‘Moonshot’ ventures to transform semiconductor and biomanufacturing industries
R&D

‘Moonshot’ ventures to transform semiconductor and biomanufacturing industries

Two initiatives have received £100,000 in seed corn funding from the Department of Science, Innovation and Technology (DSIT)

  • By ICN Bureau | April 02, 2024

Two new research ventures will develop cutting-edge technologies for the semiconductor and biomanufacturing industries, if they can secure government, industrial, philanthropic and venture capital backing.

CybergenX, out of the University of Edinburgh, is pioneering intracellular technology which could accelerate the potential of engineering biology to replace fossil fuels in manufacturing.

And the Edinburgh Venture builder for AI-hardware (EVA) will push the frontiers of next-generation semiconductor technologies for artificial intelligence.

In a new funding model, called the Research Venture Catalyst (RVC) programme, the two initiatives have received £100,000 in seed corn funding from the Department of Science, Innovation and Technology (DSIT) to develop detailed technical plans and partnerships with industry, philanthropy and venture capital. If successful, DSIT will match whatever they raise with up to £25 million each.

CybergenX: Unleashing the potential of engineering biology

Describing CybergenX, academic lead Professor Filippo Menolascina, an entrepreneur and pioneer in the field of cybergenetics, from Edinburgh’s School of Engineering, said: “Engineered cells will be the factories of the future, producing the materials, medicine and food we use every day. However, our current ability to engineer and control cells is hampered by a fundamental gap: unlike the internal dynamics of man-made systems, we know very little of what happens inside a cell.

“CybergenX, our Focused Research Organisation, will address this problem by developing a technology that will increase by 1000 times the depth and frequency of the intracellular signals we can measure. We will then use this data to train a new type of AI foundation model that takes inspiration from the transformers used in ChatGPT and specialises them to biological systems.

“This is a moonshot for engineering biology, which could revolutionise manufacturing across all sectors, and significantly reduce our reliance on fossil fuels.”

EVA: Innovating sustainable semiconductor technologies

Professor Themis Prodromakis, Regius Chair of Engineering and academic lead for the second RVC, EVA, plans to co-locate researchers and investors with commercial and government users, as Nokia did with their famous ‘Bell-Lab’ R&D model.
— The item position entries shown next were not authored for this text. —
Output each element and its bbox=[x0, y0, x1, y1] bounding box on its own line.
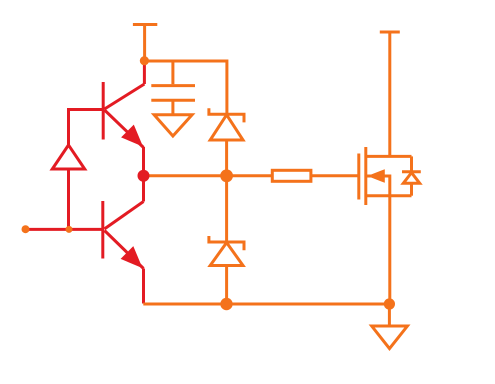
wire: C1 to ground G1 bbox=[171, 102, 174, 115]
mosfet M1 source stub (bottom) bbox=[366, 194, 412, 197]
junction: D1/base-wire node bbox=[66, 226, 73, 233]
transistor Q1 (upper NPN) base bar bbox=[102, 82, 105, 140]
power flag P2 (top-right T bar) bbox=[380, 31, 400, 34]
wire: node A right to zener D2 column bbox=[144, 61, 227, 114]
wire: M1 source down to node E bbox=[388, 196, 391, 304]
transistor Q1 emitter arrow bbox=[121, 125, 143, 147]
resistor R1 body bbox=[272, 170, 311, 181]
junction node D bbox=[220, 298, 232, 310]
wire: D1 anode down to base junction bbox=[67, 169, 70, 229]
wire: node B down to Q2 collector corner bbox=[142, 176, 145, 202]
wire: Q1 collector up to node A bbox=[143, 61, 146, 84]
zener D2 triangle bbox=[210, 115, 243, 140]
wire: node B to resistor R1 bbox=[144, 174, 272, 177]
transistor Q2 emitter diagonal bbox=[105, 231, 144, 269]
capacitor C1 bottom plate bbox=[151, 99, 195, 102]
wire: input to Q2 base bbox=[26, 228, 102, 231]
wire: Q2 emitter down to bottom rail bbox=[142, 269, 145, 304]
transistor Q2 collector diagonal bbox=[105, 202, 144, 229]
wire: P1 down to node A bbox=[143, 25, 146, 61]
junction node B (red dot) bbox=[138, 170, 150, 182]
transistor Q2 emitter arrow bbox=[121, 246, 143, 268]
mosfet M1 channel bar bbox=[364, 147, 367, 205]
wire: Q1 base corner to diode D1 cathode bbox=[69, 110, 104, 146]
transistor Q1 collector diagonal bbox=[105, 84, 145, 109]
ground G1 (under capacitor) bbox=[154, 115, 192, 136]
zener D2 cathode bar with hooks bbox=[209, 108, 244, 122]
power flag P1 (top-left T bar) bbox=[133, 23, 157, 26]
mosfet M1 bulk line with arrow bbox=[366, 176, 390, 196]
wire: node E down to ground G2 bbox=[388, 304, 391, 326]
capacitor C1 stem bbox=[171, 61, 174, 84]
terminal IN (input node dot) bbox=[22, 225, 30, 233]
junction node C bbox=[220, 169, 233, 182]
wire: P2 down to M1 drain bbox=[388, 32, 391, 156]
wire: D3 anode down to node D bbox=[225, 266, 228, 305]
ground G2 (bottom right) bbox=[372, 326, 408, 349]
zener D3 cathode bar with hooks bbox=[209, 236, 244, 250]
mosfet M1 body diode cathode bar bbox=[402, 170, 421, 173]
wire: R1 to M1 gate bbox=[311, 174, 359, 177]
mosfet M1 drain stub (top) bbox=[366, 155, 412, 158]
wire: D2 anode down to node C bbox=[225, 140, 228, 176]
mosfet M1 body diode triangle bbox=[403, 173, 419, 184]
transistor Q1 emitter diagonal bbox=[105, 110, 144, 148]
mosfet M1 bulk arrow head bbox=[367, 169, 385, 183]
junction node A bbox=[140, 56, 149, 65]
junction node E bbox=[384, 298, 395, 309]
diode D1 (red, pointing up) bbox=[52, 145, 84, 169]
capacitor C1 top plate bbox=[151, 84, 195, 87]
transistor Q2 (lower NPN) base bar bbox=[101, 201, 104, 259]
mosfet M1 gate bar bbox=[357, 154, 360, 200]
wire: Q1 emitter down to node B bbox=[142, 147, 145, 176]
zener D3 triangle bbox=[210, 243, 243, 266]
bottom rail wire bbox=[143, 303, 389, 306]
wire: node C down to zener D3 bbox=[225, 176, 228, 242]
mosfet M1 body-diode right vertical (cathode side) bbox=[410, 156, 413, 171]
mosfet M1 body-diode right vertical (anode side) bbox=[410, 183, 413, 195]
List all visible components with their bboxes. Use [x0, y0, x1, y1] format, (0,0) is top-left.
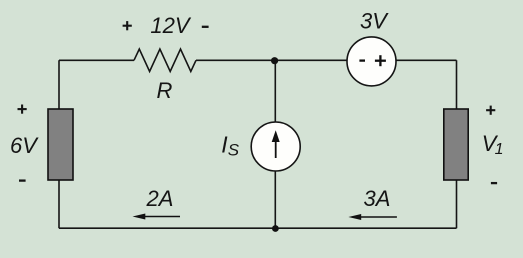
node junction dot top: [271, 57, 278, 64]
svg-text:6V: 6V: [10, 133, 39, 158]
element 6V gray box: [48, 109, 73, 180]
arrow 2A current direction: [133, 214, 181, 220]
wire middle vertical: [274, 60, 276, 228]
wire bottom: [59, 227, 457, 229]
voltage source 3V minus sign: [359, 59, 365, 61]
node junction dot bottom: [272, 225, 279, 232]
wire top-right segment: [196, 59, 457, 61]
wire top-left segment: [59, 59, 134, 61]
wire right vertical: [456, 60, 458, 228]
current source Is arrow: [272, 130, 280, 158]
voltage source 3V circle: [347, 37, 396, 86]
label - (below 6V): [19, 179, 26, 181]
voltage source 3V plus sign: [375, 55, 386, 66]
label + (left of 6V box): [18, 105, 27, 114]
wire left vertical: [58, 60, 60, 228]
arrow 3A current direction: [348, 214, 397, 220]
svg-text:12V: 12V: [150, 13, 191, 38]
current source Is circle: [251, 122, 300, 171]
svg-text:3A: 3A: [364, 186, 391, 211]
resistor R zigzag: [134, 49, 196, 72]
label - (above resistor, right): [202, 26, 209, 28]
svg-text:S: S: [228, 140, 240, 159]
label + (right of V1 box): [486, 106, 495, 115]
svg-text:R: R: [157, 78, 173, 103]
svg-text:2A: 2A: [146, 186, 174, 211]
svg-text:1: 1: [495, 141, 504, 158]
label - (below V1): [491, 182, 497, 184]
svg-text:3V: 3V: [360, 8, 389, 33]
element V1 gray box: [444, 109, 468, 180]
label + (above 12V resistor, left): [123, 21, 132, 30]
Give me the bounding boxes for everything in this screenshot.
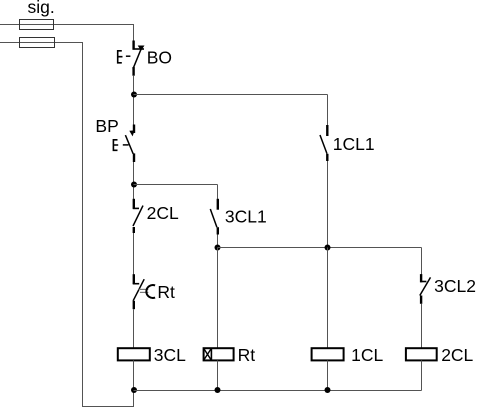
wire: 3CL1 branch vertical (x=217.6)	[217, 185, 219, 200]
contact 1CL1 (NO auxiliary)	[320, 125, 327, 161]
wire: 1CL coil to bottom rail	[327, 360, 329, 390]
contact 2CL (NC auxiliary)	[133, 199, 143, 233]
contact Rt (NC, time-delay opening)	[133, 274, 155, 309]
node: junction below BP	[131, 182, 137, 188]
svg-text:3CL1: 3CL1	[225, 206, 267, 226]
node: bottom rail junction under Rt	[215, 387, 221, 393]
wire: main branch top segment (x=133.6)	[133, 25, 135, 42]
wire: 2CL coil to bottom rail corner	[421, 360, 423, 390]
wire: horizontal to 1CL1 branch (y=94.6)	[134, 94, 328, 96]
wire: 3CL1 to junction	[217, 235, 219, 248]
coil Rt (timer relay, X-box)	[204, 348, 234, 360]
wire: bottom rail (y=390)	[134, 390, 422, 392]
push button BP (NO, start)	[113, 125, 134, 163]
push button BO (NC, stop)	[118, 41, 145, 76]
node: bottom rail left junction	[131, 387, 137, 393]
svg-text:1CL1: 1CL1	[333, 134, 375, 154]
wire: horizontal to 3CL1 branch (y=184.7)	[134, 184, 218, 186]
svg-text:BP: BP	[95, 116, 118, 136]
node: bottom rail junction under 1CL	[325, 387, 331, 393]
node: junction below 3CL1	[215, 245, 221, 251]
wire: horizontal rung y=247.7	[218, 247, 422, 249]
wire: second supply line L2 (y=42.5)	[0, 42, 83, 44]
coil 3CL	[118, 348, 150, 360]
wire: 3CL2 branch vertical top (x=421.1)	[421, 248, 423, 275]
svg-text:3CL2: 3CL2	[434, 276, 476, 296]
wire: junction down to 1CL coil	[327, 248, 329, 349]
svg-text:Rt: Rt	[238, 345, 256, 365]
coil 1CL	[312, 348, 344, 360]
wire: BO to BP segment	[133, 76, 135, 125]
wire: Rt contact to 3CL coil segment	[133, 309, 135, 348]
node: junction below BO	[131, 92, 137, 98]
wire: 2CL to Rt contact segment	[133, 233, 135, 275]
wire: 3CL coil to bottom rail	[133, 360, 135, 390]
svg-text:Rt: Rt	[157, 282, 175, 302]
wire: Rt coil branch vertical	[217, 248, 219, 349]
svg-text:sig.: sig.	[28, 0, 55, 17]
wire: 3CL2 to 2CL coil	[421, 304, 423, 349]
wire: Rt coil to bottom rail	[217, 360, 219, 390]
svg-text:2CL: 2CL	[441, 345, 473, 365]
wire: left return rail (x=83)	[83, 43, 134, 407]
fuse F1	[20, 20, 54, 30]
wire: 1CL1 branch vertical top (x=327.3)	[327, 95, 329, 126]
svg-text:3CL: 3CL	[154, 345, 186, 365]
coil 2CL	[406, 348, 437, 360]
wire: 1CL1 to junction	[327, 161, 329, 248]
svg-text:BO: BO	[147, 47, 172, 67]
fuse F2	[20, 38, 55, 48]
svg-text:1CL: 1CL	[351, 345, 383, 365]
wire: top supply line L1 (y=24)	[0, 24, 134, 26]
contact 3CL2 (NC auxiliary)	[420, 274, 431, 304]
svg-text:2CL: 2CL	[147, 203, 179, 223]
contact 3CL1 (NO auxiliary)	[210, 199, 218, 235]
node: junction on rung y=247.7	[325, 245, 331, 251]
wire: BP to 2CL segment	[133, 162, 135, 200]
Professor Prodromakis said: “Our aim is to stimulate innovation in emerging semiconductor technologies and drive energy-efficient AI processing capabilities, whilst exploiting intellectual property across a diverse range of applications and markets.

"AI is undergoing an era of explosive growth, but this comes at a significant environmental footprint, which is constraining its sustainable development. EVA will deliver technologies that address five key challenges for future compute systems:  scale, speed, sustainability, size and social responsibility.

"We feel that this can only be delivered when expertise in emerging semiconductor technologies, nanoelectronics design and artificial intelligence come together under a single roof.

"We are looking for investors and private and public sector partners to join us in this exciting venture builder journey.”

Dr Andrea Taylor, interim CEO at Edinburgh Innovations, the University’s commercialisation service, which will be supporting the development of the RVC partnerships, said: “This new funding model sets out to drive the innovative partnerships we believe are fundamental to meeting the challenges the world faces today, in the domains of climate, data and health. That two of these future-focussed collaborations are led by the University of Edinburgh is testament to our expertise and entrepreneurial support. This is an opportunity to realise the huge potential of engineering biology and next-generation semiconductors for AI on a global scale.”